In the so-called unpublished sixth chapter of v1 of Capital Marx doesn’t say “subsumption of society.” He says “subsumption of labor.” (Likewise in the published sections of v1, which as far as I’m concerned should get priority over the unpublished works; in the published parts Marx refers to real subordination – I’m pretty sure I’ve checked on this and found that the word in German is the same, will look up the references etc another time).) It’s reasonably clear that Marx is not talking here about all of society or any given society. Rather he’s talking about the level of individual enterprises or industries, and at most all of capitalist social relations rather than all of society. It’s also very, very clear that he doesn’t mean this as an epoch.

For instance:

Just as the production of absolute surplus value can be regarded as the material expression of the formal subsumption of labour under capital, so the production of relative surplus value can be regarded as that of the real subsumption of labour under capital (….) two separate forms of the subsumption of labour under capital, or two separate forms of capitalist production, correspond to the two forms of surplus value. The first form of production always constitutes the predecessor of the second, although the second, which is the further developed form, can in turn form the basis for the introduction of the first in new branches of production.

That is to say, these terms are bounded spatially (or in terms of social space anyway) – they apply to some branches of production, some sites, not all of society. And while formal subsumption precedes real subsumption, real subsumption can be the cause of formal subsumption in new locations. Not epochs.

All of this was sparked by the following quote from Christopher Tomlins’ book The State And The Unions. Tomlins writes about a railway strike in the 1890s that

“the strike was fought over who should organize and control the work process. In this regard, the shop craft strike symbolized the themes of the entire labor-management confrontation. As Bryan Palmer and many others have shown, during the latter part of the nineteenth century a “culture of control” built around craft traditions and, increasingly, unions and union rules, had spread through many industries regulating the performance of work. It was this culture which employers had to confront if there were to secure control at the point of production for themselves.” (16-17)
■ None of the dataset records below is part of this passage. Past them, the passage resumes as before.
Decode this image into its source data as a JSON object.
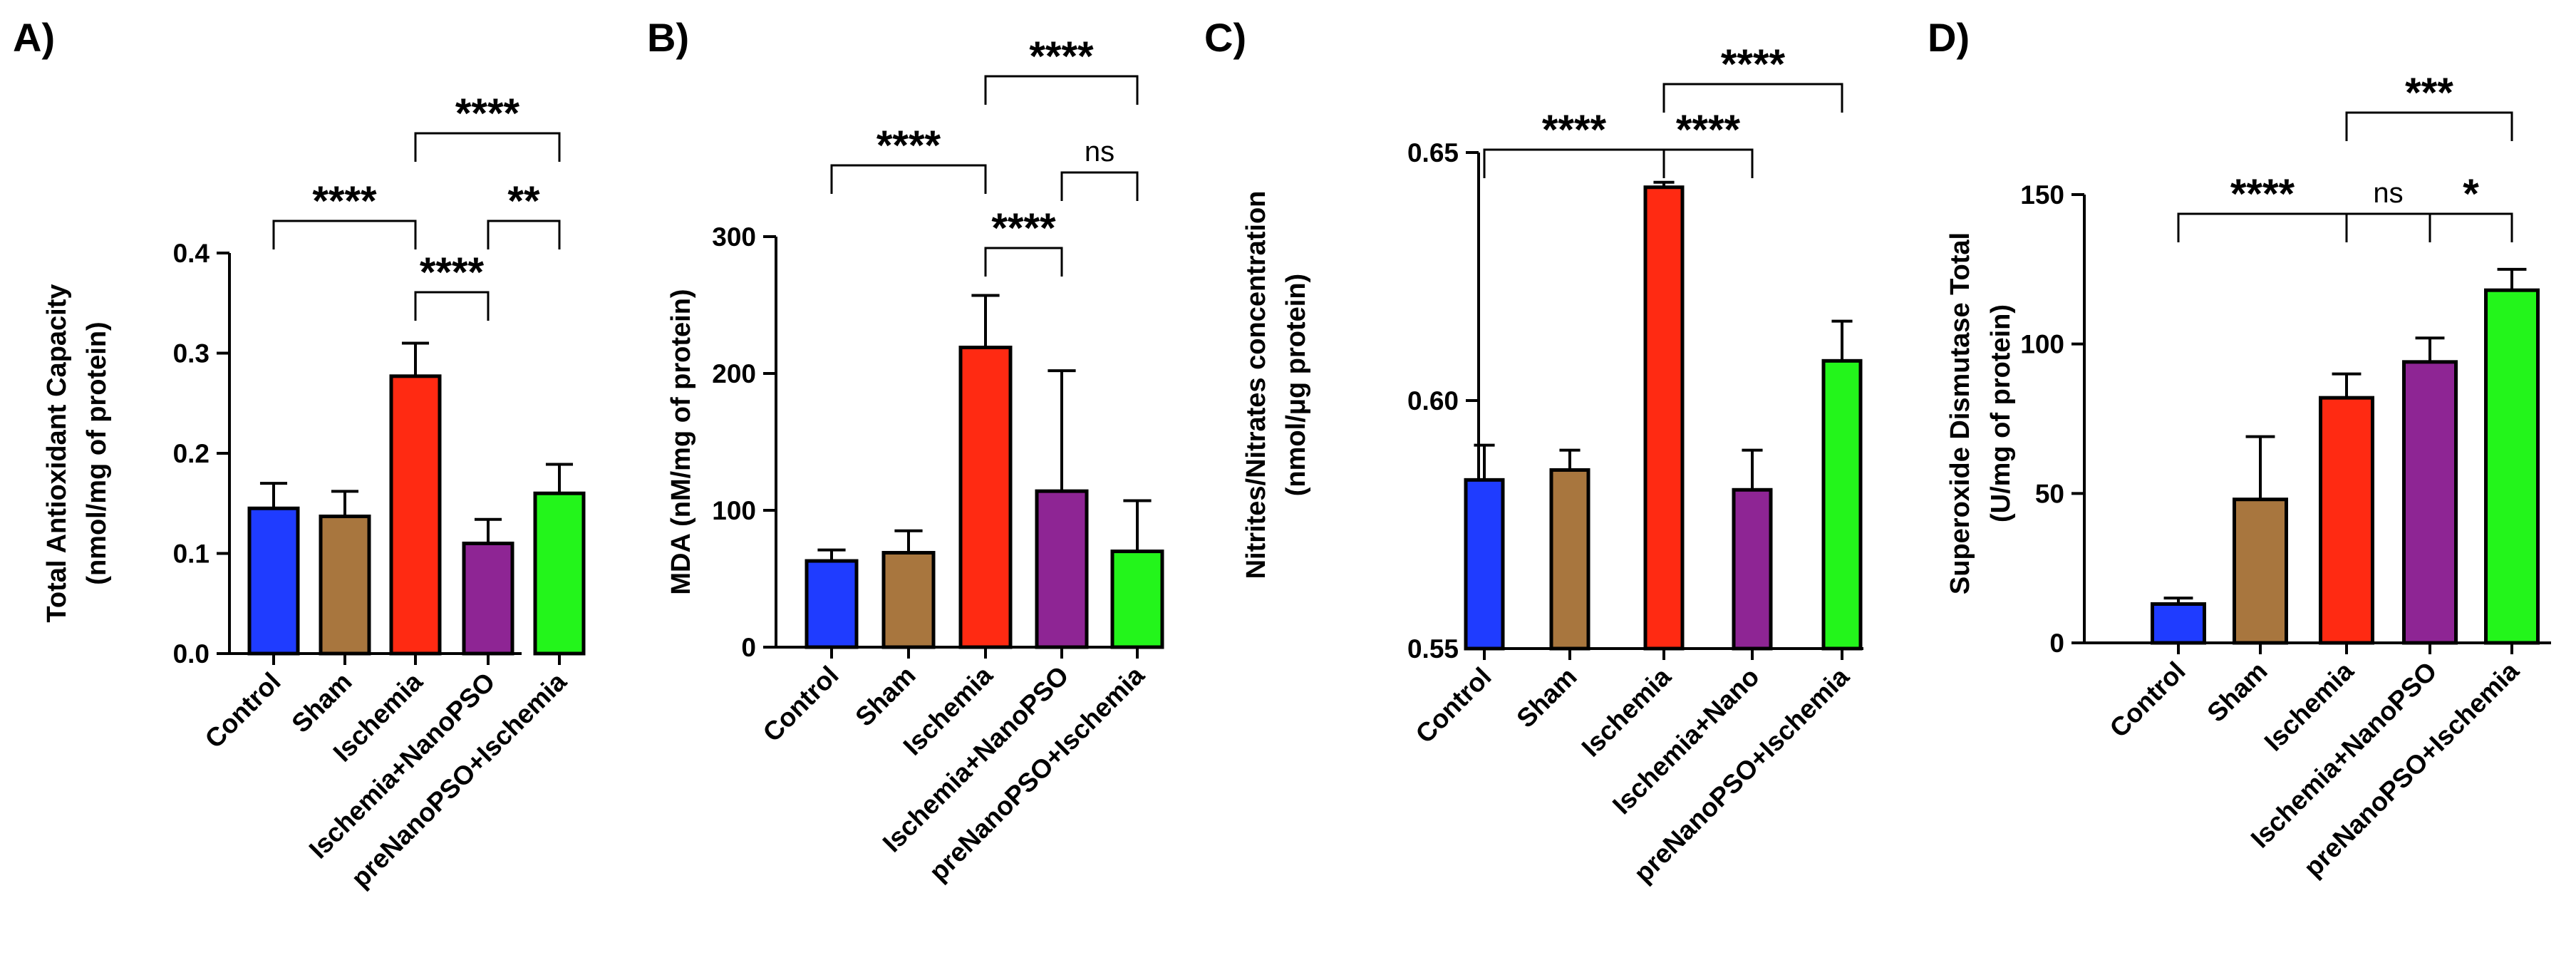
{
  "chart_data": [
    {
      "type": "bar",
      "panel": "A)",
      "ylabel_lines": [
        "Total Antioxidant Capacity",
        "(nmol/mg of protein)"
      ],
      "categories": [
        "Control",
        "Sham",
        "Ischemia",
        "Ischemia+NanoPSO",
        "preNanoPSO+Ischemia"
      ],
      "values": [
        0.145,
        0.137,
        0.277,
        0.11,
        0.16
      ],
      "errors": [
        0.025,
        0.025,
        0.033,
        0.024,
        0.029
      ],
      "ylim": [
        0,
        0.4
      ],
      "yticks": [
        "0.0",
        "0.1",
        "0.2",
        "0.3",
        "0.4"
      ],
      "significance": [
        {
          "from": 0,
          "to": 2,
          "label": "****"
        },
        {
          "from": 2,
          "to": 4,
          "label": "****"
        },
        {
          "from": 2,
          "to": 3,
          "label": "****"
        },
        {
          "from": 3,
          "to": 4,
          "label": "**"
        }
      ]
    },
    {
      "type": "bar",
      "panel": "B)",
      "ylabel_lines": [
        "MDA (nM/mg of protein)"
      ],
      "categories": [
        "Control",
        "Sham",
        "Ischemia",
        "Ischemia+NanoPSO",
        "preNanoPSO+Ischemia"
      ],
      "values": [
        63,
        69,
        219,
        114,
        70
      ],
      "errors": [
        8,
        16,
        38,
        88,
        37
      ],
      "ylim": [
        0,
        300
      ],
      "yticks": [
        "0",
        "100",
        "200",
        "300"
      ],
      "significance": [
        {
          "from": 0,
          "to": 2,
          "label": "****"
        },
        {
          "from": 2,
          "to": 4,
          "label": "****"
        },
        {
          "from": 2,
          "to": 3,
          "label": "****"
        },
        {
          "from": 3,
          "to": 4,
          "label": "ns"
        }
      ]
    },
    {
      "type": "bar",
      "panel": "C)",
      "ylabel_lines": [
        "Nitrites/Nitrates concentration",
        "(nmol/μg protein)"
      ],
      "categories": [
        "Control",
        "Sham",
        "Ischemia",
        "Ischemia+Nano",
        "preNanoPSO+Ischemia"
      ],
      "values": [
        0.584,
        0.586,
        0.643,
        0.582,
        0.608
      ],
      "errors": [
        0.007,
        0.004,
        0.001,
        0.008,
        0.008
      ],
      "ylim": [
        0.55,
        0.65
      ],
      "yticks": [
        "0.55",
        "0.60",
        "0.65"
      ],
      "significance": [
        {
          "from": 0,
          "to": 2,
          "label": "****"
        },
        {
          "from": 2,
          "to": 4,
          "label": "****"
        },
        {
          "from": 2,
          "to": 3,
          "label": "****"
        }
      ]
    },
    {
      "type": "bar",
      "panel": "D)",
      "ylabel_lines": [
        "Superoxide Dismutase Total",
        "(U/mg of protein)"
      ],
      "categories": [
        "Control",
        "Sham",
        "Ischemia",
        "Ischemia+NanoPSO",
        "preNanoPSO+Ischemia"
      ],
      "values": [
        13,
        48,
        82,
        94,
        118
      ],
      "errors": [
        2,
        21,
        8,
        8,
        7
      ],
      "ylim": [
        0,
        150
      ],
      "yticks": [
        "0",
        "50",
        "100",
        "150"
      ],
      "significance": [
        {
          "from": 0,
          "to": 2,
          "label": "****"
        },
        {
          "from": 2,
          "to": 4,
          "label": "***"
        },
        {
          "from": 2,
          "to": 3,
          "label": "ns"
        },
        {
          "from": 3,
          "to": 4,
          "label": "*"
        }
      ]
    }
  ],
  "colors": {
    "bars": [
      "#1f3cff",
      "#a8763e",
      "#ff2a12",
      "#8e2594",
      "#23f51b"
    ],
    "axis": "#000000"
  }
}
What Tomlins is talking about here is tied to part of what Marx is on about with regard to formal and real subsumption, and part of what Negri and others are on about with those words (though I think their ideas differ from Marx’s). I’m pretty early in the book so I don’t know all the details but I expect that Tomlins will argue something about employers winning and the role of the Wagner Act. Which is to say, the employers more or less won. I think in this particular strike and over all. I wouldn’t say that real subsumption of society happened, but in the terms used in this post, real subsumption happened. And it happened well before Negri’s placement in his periodization. (I’ve already argued to the point of tedium that a lot of the analytical categories and the aspects of society highlighted in Negri’s work and related work don’t actually have the historical specificity that they’re alleged to have – they don’t just apply to the recent so-called Postfordist past. Along similar lines but maybe not quite as dull, I’d bet that a lot of the characterizations used in making claims about so-called real subsumption of society would fit the New Deal, that’s one for another day.)

One other thing: this is arguably real subsumption. But it’s not preceded by formal subsumption. (Of course all of this depends on where we set the parameters.) The railways were capitalist enterprises from the outset. There wasn’t a pre-capitalist railway which was taken over – formally subsumed – and remade – really subsumed. There was a capitalist railway which was restructured to give more control to employers. This is a remaking which doesn’t follow the formal/real distinction in one sense. In another sense it does, if that distinction is redone as a matter of power and control, and the temporal claims are mostly thrown out.